Page MenuHomePhabricator

Search engine does not find "ai dû" on the French Wiktionary.
Closed, ResolvedPublic

Description

If you type "ai dû" or "j'ai dû" on the French Wiktionary by filtering to keep only Appendix pages (https://fr.wiktionary.org/w/index.php?title=Sp%C3%A9cial:Recherche&profile=advanced&profile=advanced&fulltext=Search&search=ai+d%C3%BB&searchengineselect=mediawiki&ns100=1&searchToken=12uikwjsbh1rky0xeaqyc0mc9), the search engine should propose
"Annexe:Conjugaison en français/devoir". However, this result does not appears. It is only proposed when one types "j’ai dû" (with the typographic apostrophe). Could you improve results returned by the search engine when part of a word is typed ("ai dû") and could you take into account the fact that "'" (U+0027) and "’" (U+2019) should be consider as the same character?

Event Timeline

Pamputt created this task.Nov 20 2016, 10:37 PM
Restricted Application added a subscriber: Aklapper. · View Herald TranscriptNov 20 2016, 10:37 PM
Aklapper edited projects, added CirrusSearch; removed Wiktionary.Nov 21 2016, 11:08 AM
Restricted Application added projects: Discovery, Discovery-Search. · View Herald TranscriptNov 21 2016, 11:08 AM

PS: the community would accept a collation modification to solve this kind of problem.

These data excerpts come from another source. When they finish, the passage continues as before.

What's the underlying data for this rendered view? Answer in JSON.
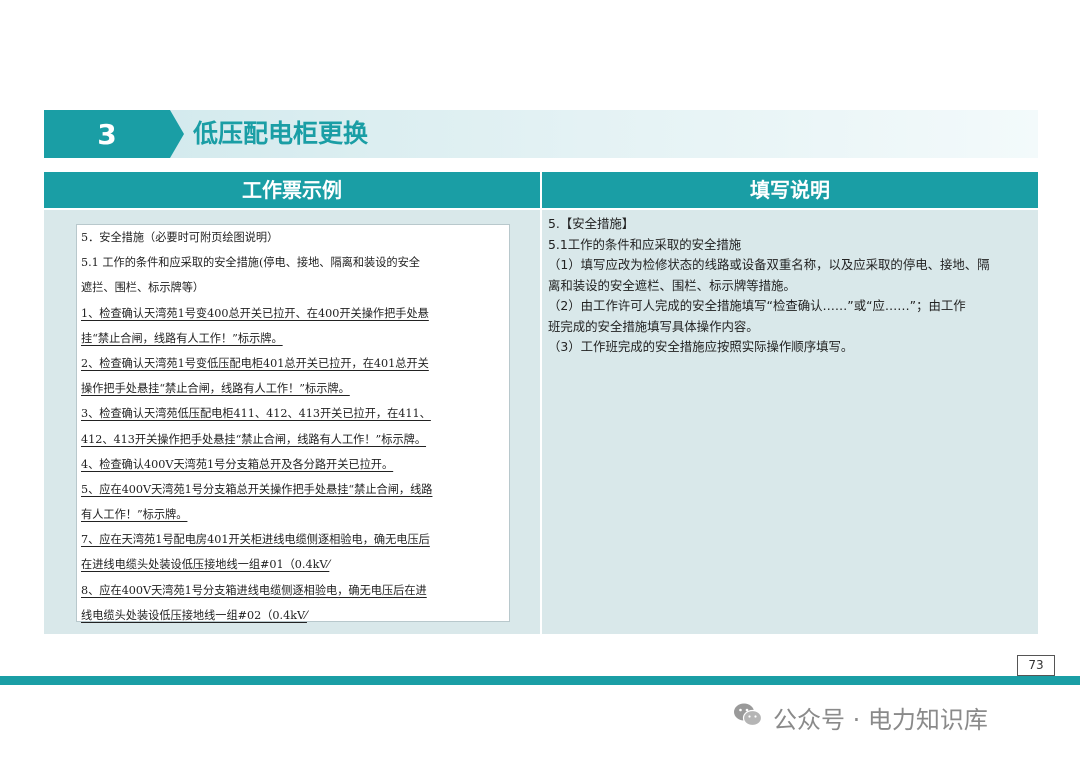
{
  "section": {
    "number": "3",
    "title": "低压配电柜更换"
  },
  "table": {
    "header_left": "工作票示例",
    "header_right": "填写说明"
  },
  "ticket_lines": [
    "5．安全措施（必要时可附页绘图说明）",
    "5.1 工作的条件和应采取的安全措施(停电、接地、隔离和装设的安全",
    "遮拦、围栏、标示牌等）",
    "1、检查确认天湾苑1号变400总开关已拉开、在400开关操作把手处悬",
    "挂“禁止合闸，线路有人工作！”标示牌。",
    "2、检查确认天湾苑1号变低压配电柜401总开关已拉开，在401总开关",
    "操作把手处悬挂“禁止合闸，线路有人工作！”标示牌。",
    "3、检查确认天湾苑低压配电柜411、412、413开关已拉开，在411、",
    "412、413开关操作把手处悬挂“禁止合闸，线路有人工作！”标示牌。",
    "4、检查确认400V天湾苑1号分支箱总开及各分路开关已拉开。",
    "5、应在400V天湾苑1号分支箱总开关操作把手处悬挂“禁止合闸，线路",
    "有人工作！”标示牌。",
    "7、应在天湾苑1号配电房401开关柜进线电缆侧逐相验电，确无电压后",
    "在进线电缆头处装设低压接地线一组#01（0.4kV⁄",
    "8、应在400V天湾苑1号分支箱进线电缆侧逐相验电，确无电压后在进",
    "线电缆头处装设低压接地线一组#02（0.4kV⁄"
  ],
  "guide_lines": [
    "5.【安全措施】",
    "5.1工作的条件和应采取的安全措施",
    "（1）填写应改为检修状态的线路或设备双重名称，以及应采取的停电、接地、隔",
    "离和装设的安全遮栏、围栏、标示牌等措施。",
    "（2）由工作许可人完成的安全措施填写“检查确认……”或“应……”；由工作",
    "班完成的安全措施填写具体操作内容。",
    "（3）工作班完成的安全措施应按照实际操作顺序填写。"
  ],
  "footer": {
    "page_number": "73",
    "watermark": "公众号 · 电力知识库"
  },
  "colors": {
    "accent": "#1a9ea5",
    "cell_bg": "#d9e8ea"
  },
  "icons": {
    "watermark": "wechat-icon"
  }
}
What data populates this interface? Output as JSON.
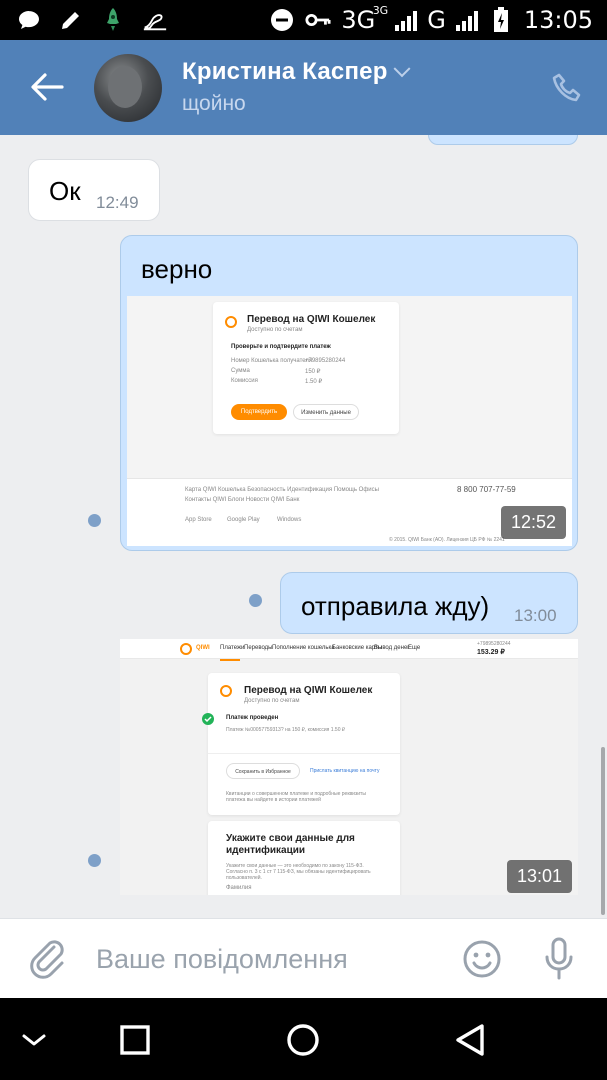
{
  "statusbar": {
    "network1": "3G",
    "network1_sup": "3G",
    "network2": "G",
    "time": "13:05"
  },
  "header": {
    "name": "Кристина Каспер",
    "status": "щойно"
  },
  "messages": [
    {
      "id": "m1",
      "direction": "in",
      "text": "Ок",
      "time": "12:49"
    },
    {
      "id": "m2",
      "direction": "out",
      "text": "верно",
      "time": "12:52",
      "attachment": "screenshot-1"
    },
    {
      "id": "m3",
      "direction": "out",
      "text": "отправила жду)",
      "time": "13:00"
    },
    {
      "id": "m4",
      "direction": "out",
      "text": "",
      "time": "13:01",
      "attachment": "screenshot-2"
    }
  ],
  "screenshot1": {
    "title": "Перевод на QIWI Кошелек",
    "subtitle": "Доступно по счетам",
    "section": "Проверьте и подтвердите платеж",
    "rows": [
      {
        "label": "Номер Кошелька получателя",
        "value": "+79895280244"
      },
      {
        "label": "Сумма",
        "value": "150 ₽"
      },
      {
        "label": "Комиссия",
        "value": "1.50 ₽"
      }
    ],
    "confirm_button": "Подтвердить",
    "edit_button": "Изменить данные",
    "footer_links": "Карта QIWI Кошелька   Безопасность   Идентификация   Помощь   Офисы",
    "footer_links2": "Контакты   QIWI Блоги   Новости   QIWI Банк",
    "phone": "8 800 707-77-59",
    "appstore": "App Store",
    "googleplay": "Google Play",
    "windows": "Windows",
    "copyright": "© 2015. QIWI Банк (АО). Лицензия ЦБ РФ № 2241"
  },
  "screenshot2": {
    "brand": "QIWI",
    "nav": [
      "Платежи",
      "Переводы",
      "Пополнение кошелька",
      "Банковские карты",
      "Вывод денег",
      "Еще"
    ],
    "phone": "+79895280244",
    "balance": "153.29 ₽",
    "title": "Перевод на QIWI Кошелек",
    "subtitle": "Доступно по счетам",
    "done": "Платеж проведен",
    "details": "Платеж №00057759313? на 150 ₽, комиссия 1.50 ₽",
    "save": "Сохранить в Избранное",
    "receipt": "Прислать квитанцию на почту",
    "note": "Квитанции о совершенном платеже и подробные реквизиты платежа вы найдете в истории платежей",
    "ident_title": "Укажите свои данные для идентификации",
    "ident_text": "Укажите свои данные — это необходимо по закону 115-ФЗ. Согласно п. 3 с 1 ст 7 115-ФЗ, мы обязаны идентифицировать пользователей.",
    "ident_field": "Фамилия"
  },
  "composer": {
    "placeholder": "Ваше повідомлення"
  },
  "colors": {
    "header": "#5181b8",
    "bubble_out": "#cce4ff",
    "bubble_in": "#ffffff",
    "background": "#edeef0",
    "qiwi_orange": "#ff8c00"
  }
}
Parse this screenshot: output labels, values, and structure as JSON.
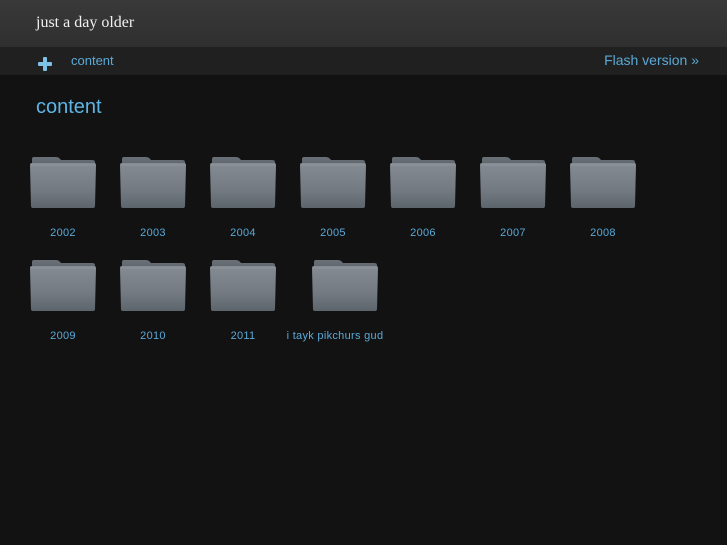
{
  "header": {
    "site_title": "just a day older"
  },
  "nav": {
    "breadcrumb_label": "content",
    "flash_link": "Flash version »"
  },
  "page": {
    "title": "content"
  },
  "folders": [
    {
      "label": "2002"
    },
    {
      "label": "2003"
    },
    {
      "label": "2004"
    },
    {
      "label": "2005"
    },
    {
      "label": "2006"
    },
    {
      "label": "2007"
    },
    {
      "label": "2008"
    },
    {
      "label": "2009"
    },
    {
      "label": "2010"
    },
    {
      "label": "2011"
    },
    {
      "label": "i tayk pikchurs gud"
    }
  ],
  "colors": {
    "accent": "#5aa9d6",
    "background": "#121213",
    "folder": "#7a8087"
  }
}
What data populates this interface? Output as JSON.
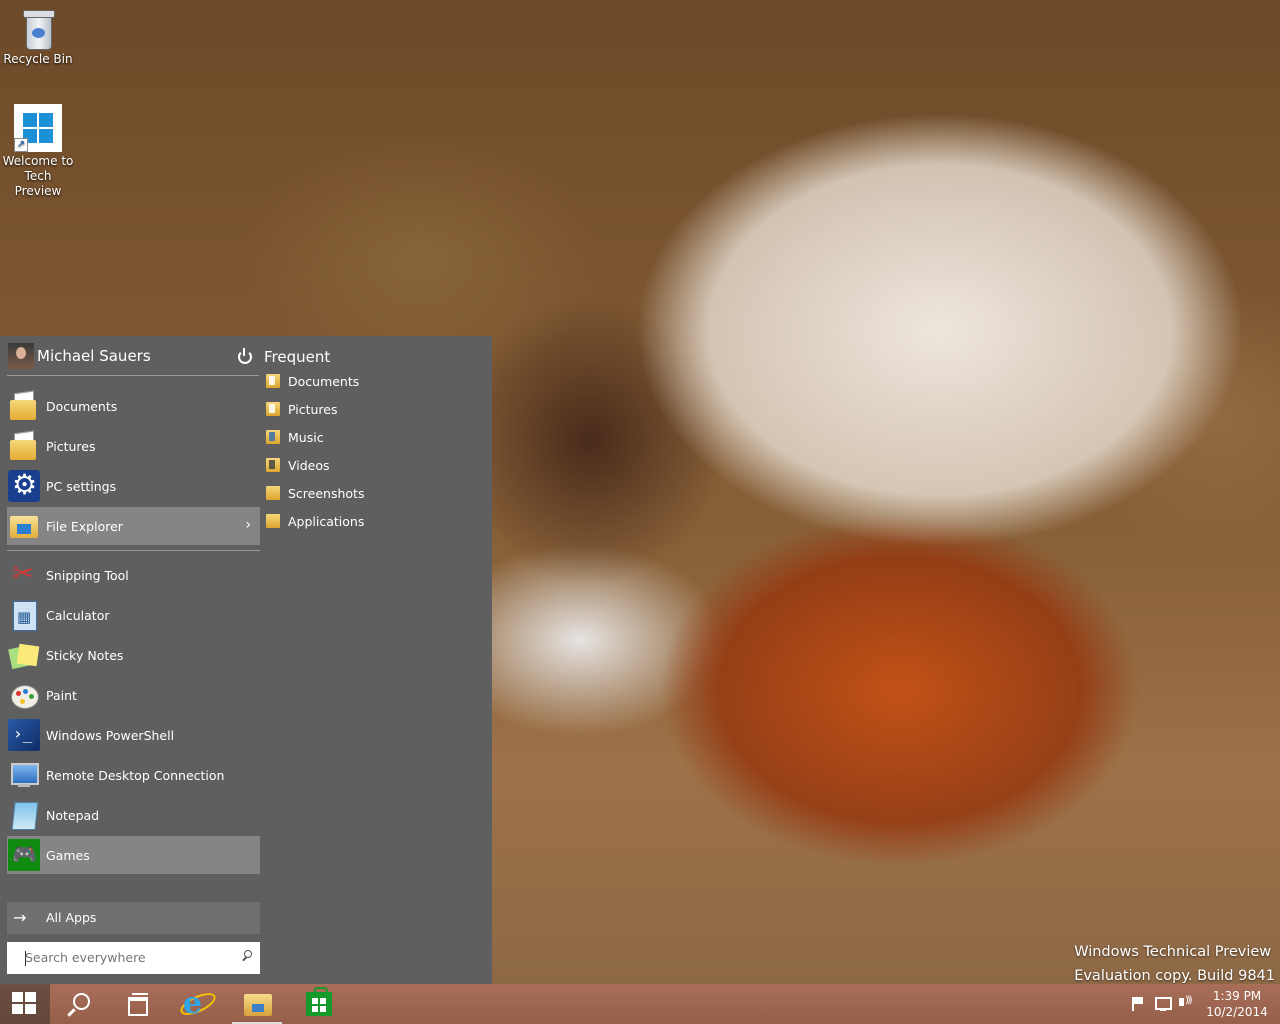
{
  "desktop": {
    "icons": [
      {
        "label": "Recycle Bin"
      },
      {
        "label_line1": "Welcome to",
        "label_line2": "Tech Preview"
      }
    ],
    "watermark": {
      "line1": "Windows Technical Preview",
      "line2": "Evaluation copy. Build 9841"
    }
  },
  "start_menu": {
    "user_name": "Michael Sauers",
    "frequent_title": "Frequent",
    "places": [
      {
        "label": "Documents",
        "icon": "documents-folder-icon"
      },
      {
        "label": "Pictures",
        "icon": "pictures-folder-icon"
      },
      {
        "label": "PC settings",
        "icon": "gear-icon"
      },
      {
        "label": "File Explorer",
        "icon": "file-explorer-icon",
        "highlighted": true,
        "has_submenu": true,
        "chevron": "›"
      }
    ],
    "apps": [
      {
        "label": "Snipping Tool",
        "icon": "scissors-icon"
      },
      {
        "label": "Calculator",
        "icon": "calculator-icon"
      },
      {
        "label": "Sticky Notes",
        "icon": "sticky-notes-icon"
      },
      {
        "label": "Paint",
        "icon": "paint-palette-icon"
      },
      {
        "label": "Windows PowerShell",
        "icon": "powershell-icon"
      },
      {
        "label": "Remote Desktop Connection",
        "icon": "remote-desktop-icon"
      },
      {
        "label": "Notepad",
        "icon": "notepad-icon"
      },
      {
        "label": "Games",
        "icon": "gamepad-icon",
        "highlighted": true
      }
    ],
    "frequent": [
      {
        "label": "Documents",
        "icon": "documents-folder-icon"
      },
      {
        "label": "Pictures",
        "icon": "pictures-folder-icon"
      },
      {
        "label": "Music",
        "icon": "music-folder-icon"
      },
      {
        "label": "Videos",
        "icon": "videos-folder-icon"
      },
      {
        "label": "Screenshots",
        "icon": "folder-icon"
      },
      {
        "label": "Applications",
        "icon": "folder-icon"
      }
    ],
    "all_apps_label": "All Apps",
    "all_apps_arrow": "→",
    "search_placeholder": "Search everywhere"
  },
  "taskbar": {
    "pinned": [
      "start-button",
      "search-button",
      "task-view-button",
      "internet-explorer-button",
      "file-explorer-button",
      "store-button"
    ],
    "ie_glyph": "e",
    "clock": {
      "time": "1:39 PM",
      "date": "10/2/2014"
    },
    "tray_icons": [
      "action-center-flag-icon",
      "network-icon",
      "volume-icon"
    ]
  },
  "colors": {
    "start_menu_bg": "#5f5f5f",
    "highlight": "#858585",
    "taskbar": "#a46e5a",
    "store_green": "#179a2c",
    "ie_blue": "#2fa4e7"
  }
}
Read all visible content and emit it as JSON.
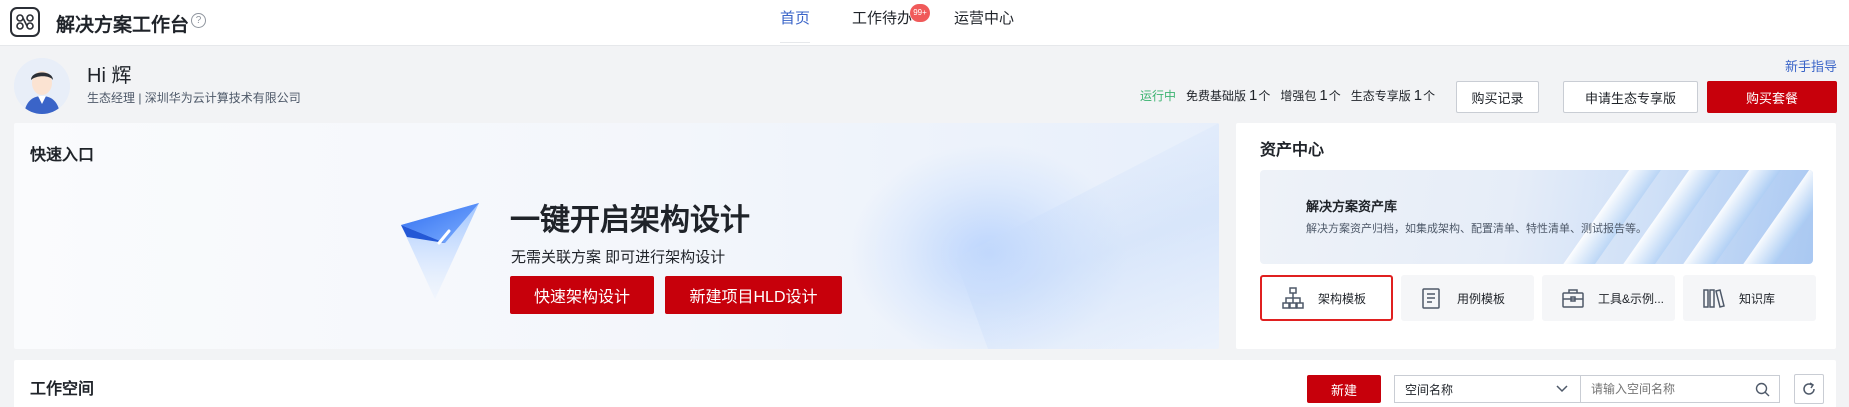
{
  "app": {
    "title": "解决方案工作台"
  },
  "nav": {
    "items": [
      {
        "label": "首页",
        "active": true
      },
      {
        "label": "工作待办",
        "badge": "99+"
      },
      {
        "label": "运营中心"
      }
    ]
  },
  "user": {
    "greeting": "Hi 辉",
    "role_line": "生态经理 | 深圳华为云计算技术有限公司"
  },
  "guide_link": "新手指导",
  "status": {
    "running": "运行中",
    "items": [
      {
        "label": "免费基础版",
        "count": "1",
        "unit": "个"
      },
      {
        "label": "增强包",
        "count": "1",
        "unit": "个"
      },
      {
        "label": "生态专享版",
        "count": "1",
        "unit": "个"
      }
    ]
  },
  "actions": {
    "purchase_record": "购买记录",
    "apply_exclusive": "申请生态专享版",
    "buy_package": "购买套餐"
  },
  "quick_entry": {
    "title": "快速入口",
    "hero_title": "一键开启架构设计",
    "hero_sub": "无需关联方案 即可进行架构设计",
    "btn_quick": "快速架构设计",
    "btn_hld": "新建项目HLD设计"
  },
  "asset_center": {
    "title": "资产中心",
    "library_name": "解决方案资产库",
    "library_desc": "解决方案资产归档，如集成架构、配置清单、特性清单、测试报告等。",
    "tiles": [
      {
        "label": "架构模板",
        "icon": "architecture-icon",
        "selected": true
      },
      {
        "label": "用例模板",
        "icon": "document-list-icon"
      },
      {
        "label": "工具&示例...",
        "icon": "toolbox-icon"
      },
      {
        "label": "知识库",
        "icon": "books-icon"
      }
    ]
  },
  "workspace": {
    "title": "工作空间",
    "new_label": "新建",
    "select_value": "空间名称",
    "search_placeholder": "请输入空间名称"
  },
  "colors": {
    "brand_red": "#c7000b",
    "link_blue": "#3a64c8",
    "running_green": "#3cb371"
  }
}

@dcausse and @TJones will take a look at this on Wednesday and discuss what can be done about it.

Deskana triaged this task as Normal priority.Nov 21 2016, 5:47 PM
Deskana moved this task from needs triage to Current work on the Discovery-Search board.

I had a look at how we handle french elisions and apostrophes for french.
I think we already support the je ai => j'ai elision and folding of U+2019 into U+0027. Unfortunately it's not easily accessible.

To clarify, using double quotes in the search query force the search engine to use a field where no stemming and few language analysis are done.

  • "ai dû" is unlikely to work well because french elisions are not in place on this field.

But you can tell the search engine to use the field that has all the language specific analysis enabled by adding a ~ after the last double quote (not to be confused with fuzzy matching)

  • "ai dû"~ will probably find all instances of j'ai dû (ASCII apostrophe), j’ai dû (U+2019), ai dû (no elision, j'ai fait [...] et ai dû)

@Pamputt could you confirm that the behavior of the query "ai dû"~ is closer to what you expect?

dcausse added a comment.EditedNov 23 2016, 10:36 AM

Sorry I just realized that the link you pasted to your search query does not include quotes, the search query is ai dû. This query returns only 7 results and it's completely wrong.
This issue is not trivial to explain but it's due to some internal components we use and should be fixed when we rollout BM25 and its new query builder to all wikis.
@Pamputt (just to be sure), can you confirm that the results displayed here:

are more like what you expect (Annexe:Conjugaison en français/devoir is the first result)?
The link I pasted includes an hidden parameter (&cirrusFTQBProfile=perfield_builder) and allows me to experiment with the new feature we plan to activate.

Unrelated to this particular issue but I can see that we have some highlighting issues, j'ai is not always highlighted.

Indeed, both links you provide look to work corretly. At least the y work much better than the current behaviour. Except highlighting that is sometimes missing, it is good.

dcausse changed the task status from Open to Stalled.Nov 24 2016, 9:54 AM

Thanks, I'll mark this task as blocked by T139585. This problem should resolve itself when the reindexing is done (hopefully before the end of the year).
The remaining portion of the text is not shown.